As an event unveiling, a flying camera that can follow its user via gesture controls was impressive. And the device gave the public another example of how good Snap is getting at creating ready-for-the-mainstream hardware that can be easily integrated into Snapchat. But beyond that, a drone, as Quartz noted at the time, didn’t seem like a particularly urgent or necessary part of Snap’s future.

It seems Snap has come to the same conclusion, likely chastened by its poor stock performance. Snap shares have fallen from $28 to $12 since the Pixy was released.

The decision to shutter the Pixy was first reported by the Wall Street Journal, which says Spiegel made the announcement at a recent companywide meeting.

Why the Pixy drone didn’t make sense despite its flashy introduction

The social media influencers that Snapchat caters to use drones all the time to record cinematic shots of their daily activities and travels. But for all their science fictional allure, drones haven’t really captured the imagination of the average consumer in the US. Of the registered drones in the US, the Federal Aviation Administration (FAA) says there are only a little over 500,000 non-commercial drones in use.

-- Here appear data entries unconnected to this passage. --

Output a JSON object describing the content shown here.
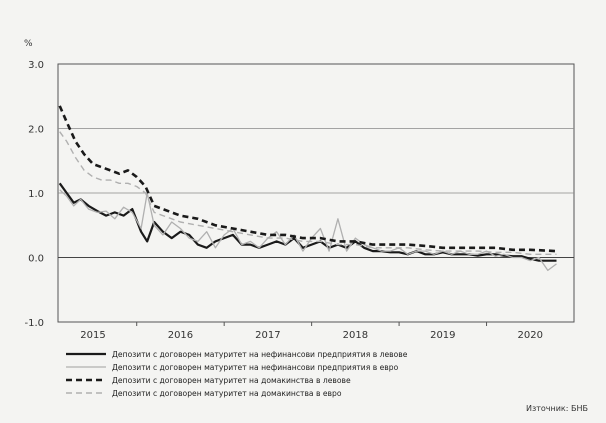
{
  "chart_data": {
    "type": "line",
    "ylabel": "%",
    "ylim": [
      -1.0,
      3.0
    ],
    "yticks": [
      "3.0",
      "2.0",
      "1.0",
      "0.0",
      "-1.0"
    ],
    "ytick_values": [
      3.0,
      2.0,
      1.0,
      0.0,
      -1.0
    ],
    "xlim": [
      2014.6,
      2020.5
    ],
    "year_labels": [
      "2015",
      "2016",
      "2017",
      "2018",
      "2019",
      "2020"
    ],
    "year_positions": [
      2015.0,
      2016.0,
      2017.0,
      2018.0,
      2019.0,
      2020.0
    ],
    "grid": true,
    "legend_position": "bottom",
    "source_note": "Източник: БНБ",
    "series": [
      {
        "name": "Депозити с договорен матуритет на нефинансови предприятия в левове",
        "color": "#1a1a1a",
        "style": "solid-thick",
        "x": [
          2014.62,
          2014.7,
          2014.78,
          2014.86,
          2014.95,
          2015.05,
          2015.15,
          2015.25,
          2015.35,
          2015.45,
          2015.55,
          2015.62,
          2015.7,
          2015.8,
          2015.9,
          2016.0,
          2016.1,
          2016.2,
          2016.3,
          2016.4,
          2016.5,
          2016.6,
          2016.7,
          2016.8,
          2016.9,
          2017.0,
          2017.1,
          2017.2,
          2017.3,
          2017.4,
          2017.5,
          2017.6,
          2017.7,
          2017.8,
          2017.9,
          2018.0,
          2018.1,
          2018.2,
          2018.3,
          2018.4,
          2018.5,
          2018.6,
          2018.7,
          2018.8,
          2018.9,
          2019.0,
          2019.1,
          2019.2,
          2019.3,
          2019.4,
          2019.5,
          2019.6,
          2019.7,
          2019.8,
          2019.9,
          2020.0,
          2020.1,
          2020.2,
          2020.3
        ],
        "y": [
          1.15,
          1.0,
          0.85,
          0.9,
          0.8,
          0.72,
          0.65,
          0.7,
          0.65,
          0.75,
          0.4,
          0.25,
          0.55,
          0.4,
          0.3,
          0.4,
          0.35,
          0.2,
          0.15,
          0.25,
          0.3,
          0.35,
          0.2,
          0.2,
          0.15,
          0.2,
          0.25,
          0.2,
          0.3,
          0.15,
          0.2,
          0.25,
          0.15,
          0.2,
          0.15,
          0.25,
          0.15,
          0.1,
          0.1,
          0.08,
          0.08,
          0.05,
          0.1,
          0.05,
          0.05,
          0.08,
          0.05,
          0.05,
          0.05,
          0.03,
          0.05,
          0.05,
          0.03,
          0.02,
          0.02,
          -0.02,
          -0.05,
          -0.05,
          -0.05
        ]
      },
      {
        "name": "Депозити с договорен матуритет на нефинансови предприятия в евро",
        "color": "#b0b0b0",
        "style": "solid-thin",
        "x": [
          2014.62,
          2014.7,
          2014.78,
          2014.86,
          2014.95,
          2015.05,
          2015.15,
          2015.25,
          2015.35,
          2015.45,
          2015.55,
          2015.62,
          2015.7,
          2015.8,
          2015.9,
          2016.0,
          2016.1,
          2016.2,
          2016.3,
          2016.4,
          2016.5,
          2016.6,
          2016.7,
          2016.8,
          2016.9,
          2017.0,
          2017.1,
          2017.2,
          2017.3,
          2017.4,
          2017.5,
          2017.6,
          2017.7,
          2017.8,
          2017.9,
          2018.0,
          2018.1,
          2018.2,
          2018.3,
          2018.4,
          2018.5,
          2018.6,
          2018.7,
          2018.8,
          2018.9,
          2019.0,
          2019.1,
          2019.2,
          2019.3,
          2019.4,
          2019.5,
          2019.6,
          2019.7,
          2019.8,
          2019.9,
          2020.0,
          2020.1,
          2020.2,
          2020.3
        ],
        "y": [
          1.05,
          0.95,
          0.8,
          0.9,
          0.75,
          0.7,
          0.72,
          0.6,
          0.78,
          0.7,
          0.45,
          1.0,
          0.5,
          0.35,
          0.55,
          0.45,
          0.3,
          0.25,
          0.4,
          0.15,
          0.35,
          0.45,
          0.2,
          0.25,
          0.15,
          0.3,
          0.4,
          0.2,
          0.35,
          0.1,
          0.3,
          0.45,
          0.1,
          0.6,
          0.1,
          0.3,
          0.2,
          0.15,
          0.1,
          0.1,
          0.15,
          0.05,
          0.1,
          0.1,
          0.05,
          0.1,
          0.05,
          0.1,
          0.05,
          0.05,
          0.1,
          0.02,
          0.05,
          0.0,
          0.0,
          -0.05,
          0.0,
          -0.2,
          -0.1
        ]
      },
      {
        "name": "Депозити с договорен матуритет на домакинства в левове",
        "color": "#1a1a1a",
        "style": "dashed-thick",
        "x": [
          2014.62,
          2014.7,
          2014.8,
          2014.9,
          2015.0,
          2015.1,
          2015.2,
          2015.3,
          2015.4,
          2015.5,
          2015.6,
          2015.7,
          2015.8,
          2015.9,
          2016.0,
          2016.2,
          2016.4,
          2016.6,
          2016.8,
          2017.0,
          2017.2,
          2017.4,
          2017.6,
          2017.8,
          2018.0,
          2018.2,
          2018.4,
          2018.6,
          2018.8,
          2019.0,
          2019.2,
          2019.4,
          2019.6,
          2019.8,
          2020.0,
          2020.3
        ],
        "y": [
          2.35,
          2.1,
          1.8,
          1.6,
          1.45,
          1.4,
          1.35,
          1.3,
          1.35,
          1.25,
          1.1,
          0.8,
          0.75,
          0.7,
          0.65,
          0.6,
          0.5,
          0.45,
          0.4,
          0.35,
          0.35,
          0.3,
          0.3,
          0.25,
          0.25,
          0.2,
          0.2,
          0.2,
          0.18,
          0.15,
          0.15,
          0.15,
          0.15,
          0.12,
          0.12,
          0.1
        ]
      },
      {
        "name": "Депозити с договорен матуритет на домакинства в евро",
        "color": "#b0b0b0",
        "style": "dashed-thin",
        "x": [
          2014.62,
          2014.7,
          2014.8,
          2014.9,
          2015.0,
          2015.1,
          2015.2,
          2015.3,
          2015.4,
          2015.5,
          2015.6,
          2015.7,
          2015.8,
          2015.9,
          2016.0,
          2016.2,
          2016.4,
          2016.6,
          2016.8,
          2017.0,
          2017.2,
          2017.4,
          2017.6,
          2017.8,
          2018.0,
          2018.2,
          2018.4,
          2018.6,
          2018.8,
          2019.0,
          2019.2,
          2019.4,
          2019.6,
          2019.8,
          2020.0,
          2020.3
        ],
        "y": [
          1.95,
          1.8,
          1.55,
          1.35,
          1.25,
          1.2,
          1.2,
          1.15,
          1.15,
          1.1,
          1.0,
          0.7,
          0.65,
          0.6,
          0.55,
          0.5,
          0.45,
          0.4,
          0.35,
          0.3,
          0.3,
          0.25,
          0.25,
          0.2,
          0.2,
          0.15,
          0.15,
          0.15,
          0.12,
          0.1,
          0.1,
          0.1,
          0.08,
          0.08,
          0.05,
          0.05
        ]
      }
    ]
  }
}
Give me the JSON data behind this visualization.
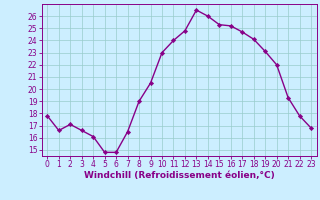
{
  "x": [
    0,
    1,
    2,
    3,
    4,
    5,
    6,
    7,
    8,
    9,
    10,
    11,
    12,
    13,
    14,
    15,
    16,
    17,
    18,
    19,
    20,
    21,
    22,
    23
  ],
  "y": [
    17.8,
    16.6,
    17.1,
    16.6,
    16.1,
    14.8,
    14.8,
    16.5,
    19.0,
    20.5,
    23.0,
    24.0,
    24.8,
    26.5,
    26.0,
    25.3,
    25.2,
    24.7,
    24.1,
    23.1,
    22.0,
    19.3,
    17.8,
    16.8
  ],
  "line_color": "#880088",
  "marker": "D",
  "marker_size": 2.2,
  "bg_color": "#cceeff",
  "grid_color": "#99cccc",
  "xlabel": "Windchill (Refroidissement éolien,°C)",
  "xlabel_color": "#880088",
  "ylim": [
    14.5,
    27.0
  ],
  "xlim": [
    -0.5,
    23.5
  ],
  "yticks": [
    15,
    16,
    17,
    18,
    19,
    20,
    21,
    22,
    23,
    24,
    25,
    26
  ],
  "xticks": [
    0,
    1,
    2,
    3,
    4,
    5,
    6,
    7,
    8,
    9,
    10,
    11,
    12,
    13,
    14,
    15,
    16,
    17,
    18,
    19,
    20,
    21,
    22,
    23
  ],
  "tick_color": "#880088",
  "tick_fontsize": 5.5,
  "xlabel_fontsize": 6.5,
  "linewidth": 1.0
}
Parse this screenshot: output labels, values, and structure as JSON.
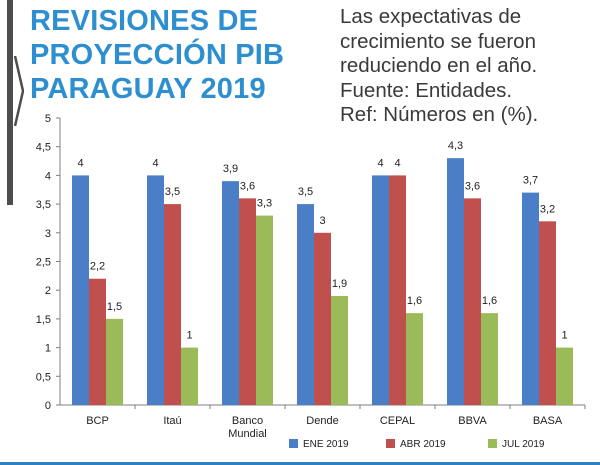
{
  "header": {
    "title_lines": [
      "REVISIONES DE",
      "PROYECCIÓN PIB",
      "PARAGUAY 2019"
    ],
    "subtitle_lines": [
      "Las expectativas de",
      "crecimiento se fueron",
      "reduciendo en el año.",
      "Fuente: Entidades.",
      "Ref: Números en (%)."
    ]
  },
  "colors": {
    "title": "#2e8fd0",
    "series": [
      "#4a7ec7",
      "#c0504d",
      "#9bbb59"
    ]
  },
  "chart_data": {
    "type": "bar",
    "categories": [
      [
        "BCP"
      ],
      [
        "Itaú"
      ],
      [
        "Banco",
        "Mundial"
      ],
      [
        "Dende"
      ],
      [
        "CEPAL"
      ],
      [
        "BBVA"
      ],
      [
        "BASA"
      ]
    ],
    "series": [
      {
        "name": "ENE 2019",
        "values": [
          4,
          4,
          3.9,
          3.5,
          4,
          4.3,
          3.7
        ],
        "labels": [
          "4",
          "4",
          "3,9",
          "3,5",
          "4",
          "4,3",
          "3,7"
        ]
      },
      {
        "name": "ABR 2019",
        "values": [
          2.2,
          3.5,
          3.6,
          3,
          4,
          3.6,
          3.2
        ],
        "labels": [
          "2,2",
          "3,5",
          "3,6",
          "3",
          "4",
          "3,6",
          "3,2"
        ]
      },
      {
        "name": "JUL 2019",
        "values": [
          1.5,
          1,
          3.3,
          1.9,
          1.6,
          1.6,
          1
        ],
        "labels": [
          "1,5",
          "1",
          "3,3",
          "1,9",
          "1,6",
          "1,6",
          "1"
        ]
      }
    ],
    "ylim": [
      0,
      5
    ],
    "yticks": [
      0,
      0.5,
      1,
      1.5,
      2,
      2.5,
      3,
      3.5,
      4,
      4.5,
      5
    ],
    "ytick_labels": [
      "0",
      "0,5",
      "1",
      "1,5",
      "2",
      "2,5",
      "3",
      "3,5",
      "4",
      "4,5",
      "5"
    ],
    "legend_position": "bottom",
    "grid": false
  }
}
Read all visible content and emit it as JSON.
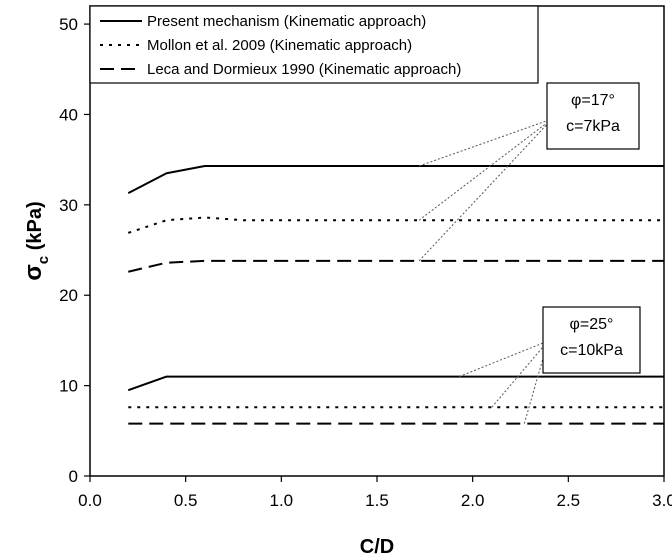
{
  "chart_data": {
    "type": "line",
    "xlabel": "C/D",
    "ylabel_main": "σ",
    "ylabel_sub": "c",
    "ylabel_tail": " (kPa)",
    "xlim": [
      0.0,
      3.0
    ],
    "ylim": [
      0,
      52
    ],
    "xticks": [
      0.0,
      0.5,
      1.0,
      1.5,
      2.0,
      2.5,
      3.0
    ],
    "xtick_labels": [
      "0.0",
      "0.5",
      "1.0",
      "1.5",
      "2.0",
      "2.5",
      "3.0"
    ],
    "yticks": [
      0,
      10,
      20,
      30,
      40,
      50
    ],
    "ytick_labels": [
      "0",
      "10",
      "20",
      "30",
      "40",
      "50"
    ],
    "grid": false,
    "legend_position": "top",
    "legend": [
      {
        "label": "Present mechanism (Kinematic approach)",
        "style": "solid"
      },
      {
        "label": "Mollon et al. 2009 (Kinematic approach)",
        "style": "dotted"
      },
      {
        "label": "Leca and Dormieux 1990 (Kinematic approach)",
        "style": "dashed"
      }
    ],
    "groups": [
      {
        "annotation": [
          "φ=17°",
          "c=7kPa"
        ],
        "series": [
          {
            "style": "solid",
            "x": [
              0.2,
              0.4,
              0.6,
              3.0
            ],
            "y": [
              31.3,
              33.5,
              34.3,
              34.3
            ]
          },
          {
            "style": "dotted",
            "x": [
              0.2,
              0.4,
              0.6,
              0.8,
              3.0
            ],
            "y": [
              26.9,
              28.3,
              28.6,
              28.3,
              28.3
            ]
          },
          {
            "style": "dashed",
            "x": [
              0.2,
              0.4,
              0.6,
              3.0
            ],
            "y": [
              22.6,
              23.6,
              23.8,
              23.8
            ]
          }
        ]
      },
      {
        "annotation": [
          "φ=25°",
          "c=10kPa"
        ],
        "series": [
          {
            "style": "solid",
            "x": [
              0.2,
              0.4,
              3.0
            ],
            "y": [
              9.5,
              11.0,
              11.0
            ]
          },
          {
            "style": "dotted",
            "x": [
              0.2,
              3.0
            ],
            "y": [
              7.6,
              7.6
            ]
          },
          {
            "style": "dashed",
            "x": [
              0.2,
              3.0
            ],
            "y": [
              5.8,
              5.8
            ]
          }
        ]
      }
    ]
  }
}
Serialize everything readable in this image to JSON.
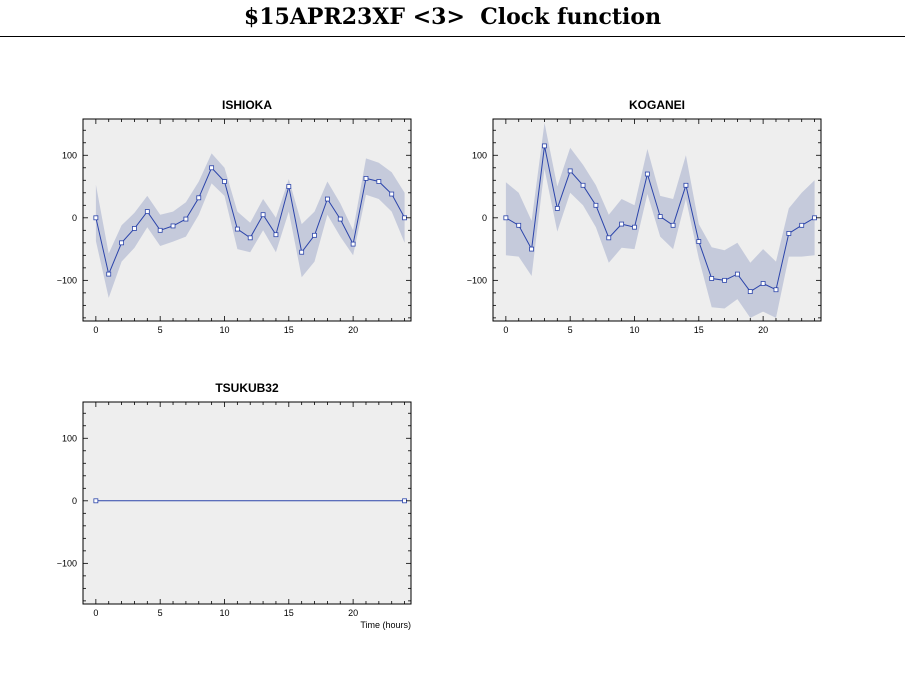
{
  "page": {
    "title": "$15APR23XF <3>  Clock function"
  },
  "colors": {
    "plot_bg": "#eeeeee",
    "band": "#c5cadb",
    "line": "#2b44aa"
  },
  "chart_data": [
    {
      "type": "line",
      "title": "ISHIOKA",
      "xlabel": "",
      "ylabel": "",
      "xlim": [
        -1,
        24.5
      ],
      "ylim": [
        -165,
        158
      ],
      "xticks": [
        0,
        5,
        10,
        15,
        20
      ],
      "yticks": [
        100,
        0,
        -100
      ],
      "series": [
        {
          "x": [
            0,
            1,
            2,
            3,
            4,
            5,
            6,
            7,
            8,
            9,
            10,
            11,
            12,
            13,
            14,
            15,
            16,
            17,
            18,
            19,
            20,
            21,
            22,
            23,
            24
          ],
          "y": [
            0,
            -90,
            -40,
            -17,
            10,
            -20,
            -13,
            -2,
            32,
            80,
            58,
            -18,
            -32,
            5,
            -27,
            50,
            -55,
            -28,
            30,
            -2,
            -42,
            63,
            58,
            38,
            0
          ],
          "lower": [
            -37,
            -128,
            -70,
            -48,
            -15,
            -45,
            -38,
            -30,
            5,
            55,
            35,
            -50,
            -55,
            -20,
            -55,
            10,
            -95,
            -70,
            5,
            -30,
            -60,
            37,
            30,
            10,
            -40
          ],
          "upper": [
            53,
            -57,
            -12,
            8,
            35,
            5,
            10,
            25,
            58,
            103,
            80,
            10,
            -8,
            30,
            0,
            62,
            -10,
            10,
            58,
            23,
            -20,
            95,
            88,
            73,
            40
          ]
        }
      ]
    },
    {
      "type": "line",
      "title": "KOGANEI",
      "xlabel": "",
      "ylabel": "",
      "xlim": [
        -1,
        24.5
      ],
      "ylim": [
        -165,
        158
      ],
      "xticks": [
        0,
        5,
        10,
        15,
        20
      ],
      "yticks": [
        100,
        0,
        -100
      ],
      "series": [
        {
          "x": [
            0,
            1,
            2,
            3,
            4,
            5,
            6,
            7,
            8,
            9,
            10,
            11,
            12,
            13,
            14,
            15,
            16,
            17,
            18,
            19,
            20,
            21,
            22,
            23,
            24
          ],
          "y": [
            0,
            -12,
            -50,
            115,
            15,
            75,
            52,
            20,
            -32,
            -10,
            -15,
            70,
            2,
            -12,
            52,
            -38,
            -97,
            -100,
            -90,
            -118,
            -105,
            -115,
            -25,
            -12,
            0
          ],
          "lower": [
            -60,
            -62,
            -93,
            78,
            -22,
            40,
            20,
            -15,
            -72,
            -48,
            -50,
            38,
            -30,
            -50,
            30,
            -65,
            -143,
            -145,
            -130,
            -160,
            -150,
            -160,
            -62,
            -62,
            -60
          ],
          "upper": [
            57,
            40,
            -5,
            152,
            50,
            112,
            85,
            52,
            5,
            30,
            20,
            110,
            35,
            30,
            100,
            -10,
            -47,
            -52,
            -40,
            -72,
            -50,
            -70,
            15,
            40,
            60
          ]
        }
      ]
    },
    {
      "type": "line",
      "title": "TSUKUB32",
      "xlabel": "Time (hours)",
      "ylabel": "",
      "xlim": [
        -1,
        24.5
      ],
      "ylim": [
        -165,
        158
      ],
      "xticks": [
        0,
        5,
        10,
        15,
        20
      ],
      "yticks": [
        100,
        0,
        -100
      ],
      "series": [
        {
          "x": [
            0,
            24
          ],
          "y": [
            0,
            0
          ],
          "lower": [
            0,
            0
          ],
          "upper": [
            0,
            0
          ]
        }
      ]
    }
  ]
}
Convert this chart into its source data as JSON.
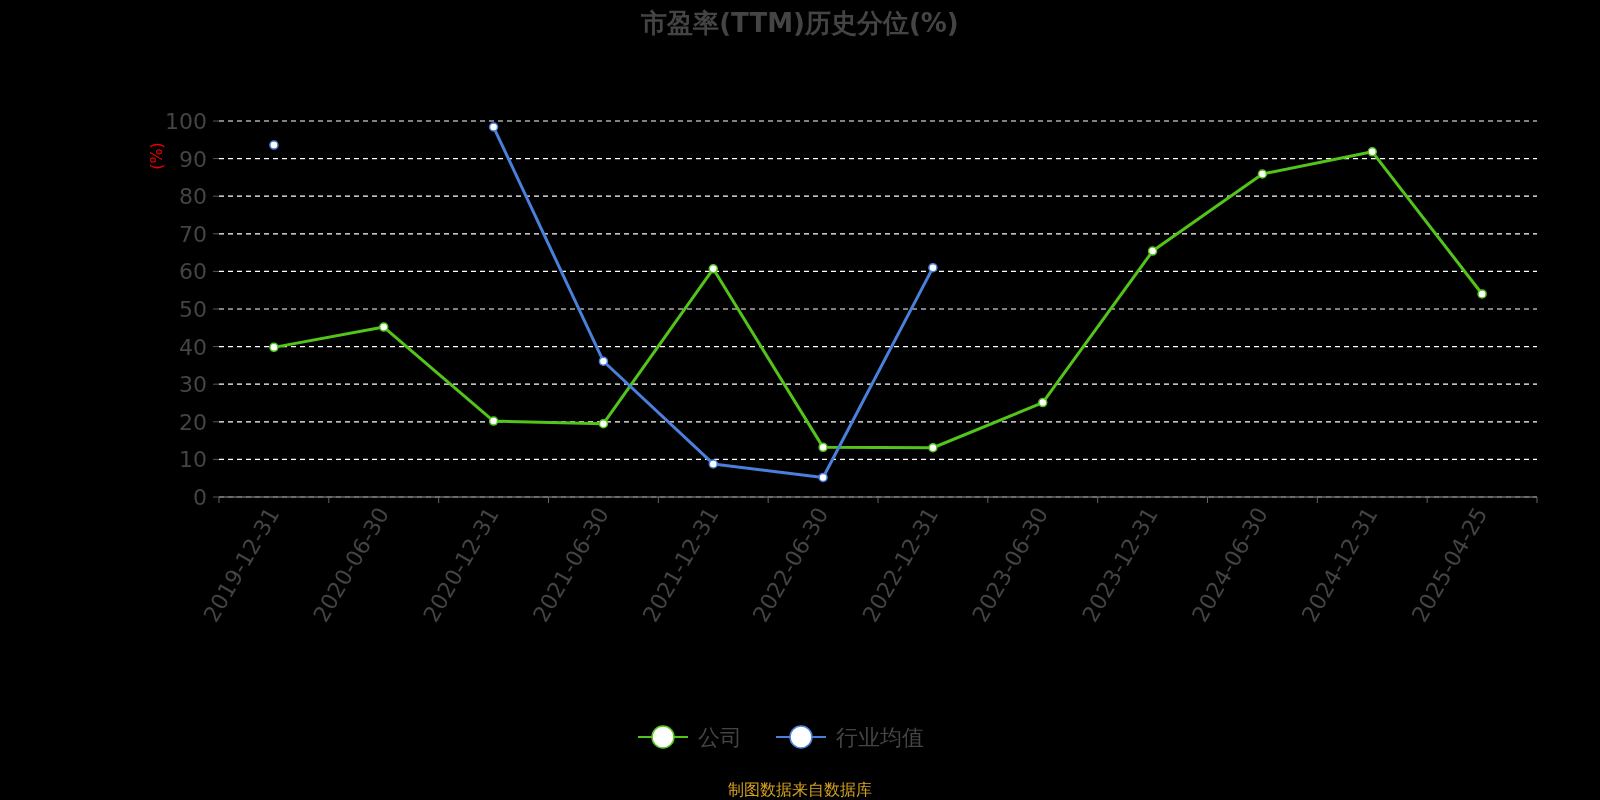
{
  "chart_data": {
    "type": "line",
    "title": "市盈率(TTM)历史分位(%)",
    "ylabel": "(%)",
    "categories": [
      "2019-12-31",
      "2020-06-30",
      "2020-12-31",
      "2021-06-30",
      "2021-12-31",
      "2022-06-30",
      "2022-12-31",
      "2023-06-30",
      "2023-12-31",
      "2024-06-30",
      "2024-12-31",
      "2025-04-25"
    ],
    "series": [
      {
        "name": "公司",
        "color": "#52c41a",
        "values": [
          39.8,
          45.2,
          20.2,
          19.5,
          60.7,
          13.2,
          13.1,
          25.1,
          65.4,
          85.9,
          91.8,
          54.0
        ]
      },
      {
        "name": "行业均值",
        "color": "#4a80dc",
        "values": [
          93.6,
          null,
          98.4,
          36.1,
          8.8,
          5.2,
          61.0,
          null,
          null,
          null,
          null,
          null
        ]
      }
    ],
    "ylim": [
      0,
      100
    ],
    "yticks": [
      0,
      10,
      20,
      30,
      40,
      50,
      60,
      70,
      80,
      90,
      100
    ],
    "grid": "y",
    "legend": "bottom",
    "marker": "circle",
    "line_style": "solid",
    "annotations": [
      "制图数据来自数据库"
    ]
  }
}
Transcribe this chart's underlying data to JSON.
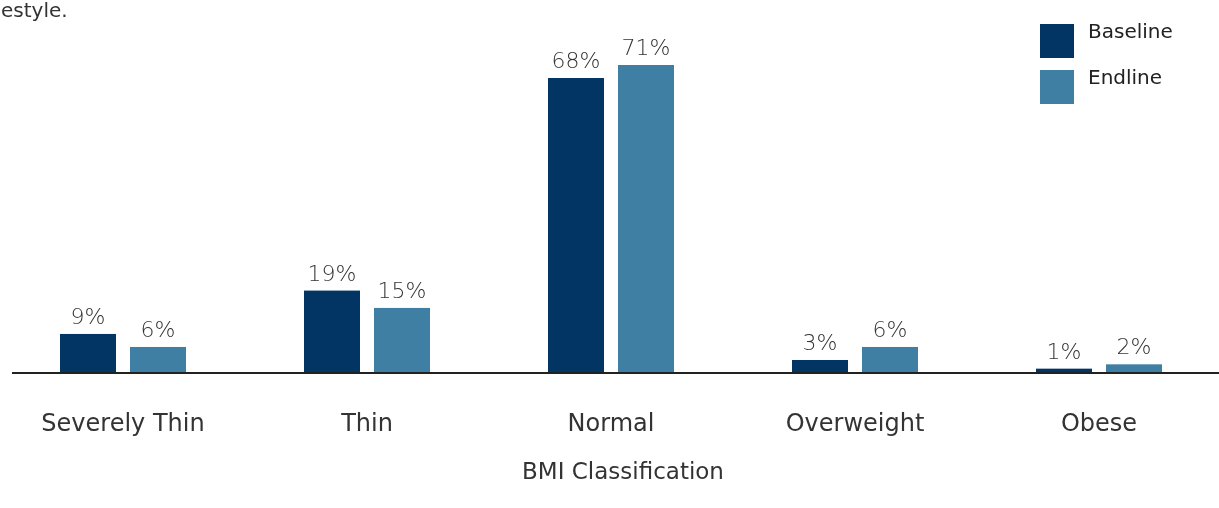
{
  "chart_data": {
    "type": "bar",
    "xlabel": "BMI Classification",
    "categories": [
      "Severely Thin",
      "Thin",
      "Normal",
      "Overweight",
      "Obese"
    ],
    "series": [
      {
        "name": "Baseline",
        "color": "#023564",
        "values": [
          9,
          19,
          68,
          3,
          1
        ],
        "value_labels": [
          "9%",
          "19%",
          "68%",
          "3%",
          "1%"
        ]
      },
      {
        "name": "Endline",
        "color": "#3e7fa3",
        "values": [
          6,
          15,
          71,
          6,
          2
        ],
        "value_labels": [
          "6%",
          "15%",
          "71%",
          "6%",
          "2%"
        ]
      }
    ],
    "legend": "top right",
    "annotations": [
      "estyle."
    ]
  }
}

While the Pixy didn’t require a drone license because it was below the FAA’s weight requirements on such devices, its ease of use and connection to a popular social network didn’t generate much excitement online when the product was made available for purchase.

The question now is whether this pullback from hardware experimentation also will extend to the company’s latest Spectacles augmented reality product. Spectacles are a dazzling peek at the future of smart glasses, but they have yet to be offered as a commercial product, and the company’s less powerful, camera-based Spectacles 3 haven’t exactly taken off as a mainstream consumer product.

What this means for Snap’s immediate future

Despite the hardware misstep, the near future looks good for Snap. Its Snap+ subscription service has already pulled in over 1 million users, its Snap Originals project continues to mature into a competitive streaming video alternative, and its daily active users are on the rise, up from an average 332 million in the first quarter of 2022 to 347 million (pdf) in the second.

Snap declined to comment when contacted by Quartz regarding the future of support for the Pixy product. Those still interested in buying the $230 device can still purchase it as of this writing.

Nevertheless, as the entire app ecosystem has felt the advertising pinch of Apple’s new privacy policies, Snap appears to be responding by focusing on its fundamentals: Snapchat and its other software innovations. That leaves possibly expensive experiments like Pixy, that could take time to develop into a profit-generating product, on the sidelines for now.